Elira menggigit bibirnya, memahami betapa besar taruhannya. "Di mana kita bisa menemukan sumber sihir itu?"

Bayangan mengangkat tangannya dan menunjukkan arah utara. "Di dalam istana Castelon, di bawah tanah, ada artefak kuno yang memberi kekuatan kepada Almarik. Jika kita menghancurkannya, sihirnya akan melemah, dan kita bisa mengalahkannya."

Elira merasakan dadanya berdegup kencang. Ini bukan hanya peperangan fisik, tapi juga pertempuran dengan kekuatan yang tak kasat mata. "Lalu apa yang akan terjadi pada dunia kita setelah itu?"

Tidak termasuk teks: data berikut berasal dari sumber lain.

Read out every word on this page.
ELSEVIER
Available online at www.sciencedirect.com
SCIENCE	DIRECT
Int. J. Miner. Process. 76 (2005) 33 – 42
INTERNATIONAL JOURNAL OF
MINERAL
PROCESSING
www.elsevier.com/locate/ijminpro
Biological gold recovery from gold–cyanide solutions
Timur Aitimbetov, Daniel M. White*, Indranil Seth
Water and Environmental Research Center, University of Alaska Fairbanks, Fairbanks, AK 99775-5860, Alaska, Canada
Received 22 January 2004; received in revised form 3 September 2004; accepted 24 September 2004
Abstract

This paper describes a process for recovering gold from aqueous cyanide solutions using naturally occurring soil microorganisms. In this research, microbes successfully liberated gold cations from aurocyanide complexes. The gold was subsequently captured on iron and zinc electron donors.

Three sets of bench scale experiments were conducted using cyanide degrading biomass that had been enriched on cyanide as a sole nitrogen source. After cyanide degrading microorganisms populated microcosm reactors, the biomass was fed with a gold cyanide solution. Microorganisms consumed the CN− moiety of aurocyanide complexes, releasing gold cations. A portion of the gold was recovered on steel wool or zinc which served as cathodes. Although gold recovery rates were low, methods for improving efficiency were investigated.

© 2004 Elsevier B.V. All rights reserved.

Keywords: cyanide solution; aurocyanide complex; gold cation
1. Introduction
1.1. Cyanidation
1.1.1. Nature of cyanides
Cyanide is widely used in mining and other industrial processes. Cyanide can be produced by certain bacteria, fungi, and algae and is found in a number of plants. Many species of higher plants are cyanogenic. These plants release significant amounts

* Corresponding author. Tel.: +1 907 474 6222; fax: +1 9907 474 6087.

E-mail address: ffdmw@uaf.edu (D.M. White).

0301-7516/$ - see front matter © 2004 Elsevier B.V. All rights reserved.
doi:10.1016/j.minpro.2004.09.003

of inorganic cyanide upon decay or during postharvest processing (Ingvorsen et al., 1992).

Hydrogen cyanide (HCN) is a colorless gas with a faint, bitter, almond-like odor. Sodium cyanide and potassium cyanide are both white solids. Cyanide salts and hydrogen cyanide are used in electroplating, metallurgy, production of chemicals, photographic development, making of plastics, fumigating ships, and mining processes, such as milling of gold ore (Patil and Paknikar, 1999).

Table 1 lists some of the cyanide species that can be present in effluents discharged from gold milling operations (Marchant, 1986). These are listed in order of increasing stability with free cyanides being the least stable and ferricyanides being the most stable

"Jika kita gagal, dunia ini akan jatuh ke dalam kegelapan abadi," jawab Bayangan, suaranya penuh kewaspadaan. "Dan tak ada yang bisa menghentikan kehancuran itu."

Keruntuhan Distopia

Di dalam tembok Castelon, rakyat semakin merasakan dampak kekejaman Almarik. Pasukan kerajaan terus memungut pajak dari penduduk yang kelaparan, dan banyak yang mulai berbisik tentang pemberontakan. Namun, ketakutan akan hukuman membuat banyak orang enggan bertindak.

Sorrel, seorang pemimpin pemberontak di desa Ravar, berdiri di hadapan rakyatnya. Mereka sudah lama hidup di bawah penindasan Almarik, tapi kini mereka semakin tak sanggup menanggungnya. "Kita tidak bisa terus hidup seperti ini," kata Sorrel dengan suara gemetar. "Rakyat mulai mati kelaparan, dan kita hanya menunggu giliran."

Seorang pemuda di antara kerumunan, Rehan, bangkit dengan amarah di wajahnya. "Apa gunanya menunggu pemberontak? Mereka belum datang! Kita harus melakukan sesuatu sekarang!"

Sorrel menatap Rehan. "Aku tahu, tapi melawan tanpa strategi akan membuat kita semua mati. Kita harus menunggu sinyal dari pemberontak di Castelon."

Rehan menggertakkan giginya. "Kita sudah menunggu terlalu lama. Dunia ini sudah mati. Almarik telah merusaknya, dan kita adalah korban dari kebrutalan itu."

Sorrel menunduk, tahu bahwa Rehan benar. Kehidupan di bawah tirani Almarik telah membawa rakyat Karstiel ke jurang kehancuran. Banyak desa telah jatuh, dan kota-kota besar menjadi tempat yang tak lagi aman bagi rakyat kecil. Pekerja paksa, kelaparan, dan ketidakadilan merajalela, membuat masyarakat merasa seolah hidup mereka hanya bayangan dari dunia yang lebih baik.

Meskipun rasa putus asa mulai merambat, Sorrel tetap berusaha memegang kendali. "Pemberontakan ini akan datang, Rehan. Dan ketika saatnya tiba, kita akan mengakhiri kekuasaan Almarik."

Namun, di dalam hati kecilnya, Sorrel juga takut bahwa mungkin sudah terlambat. Distopia telah mencengkeram kerajaan, dan harapan semakin memudar.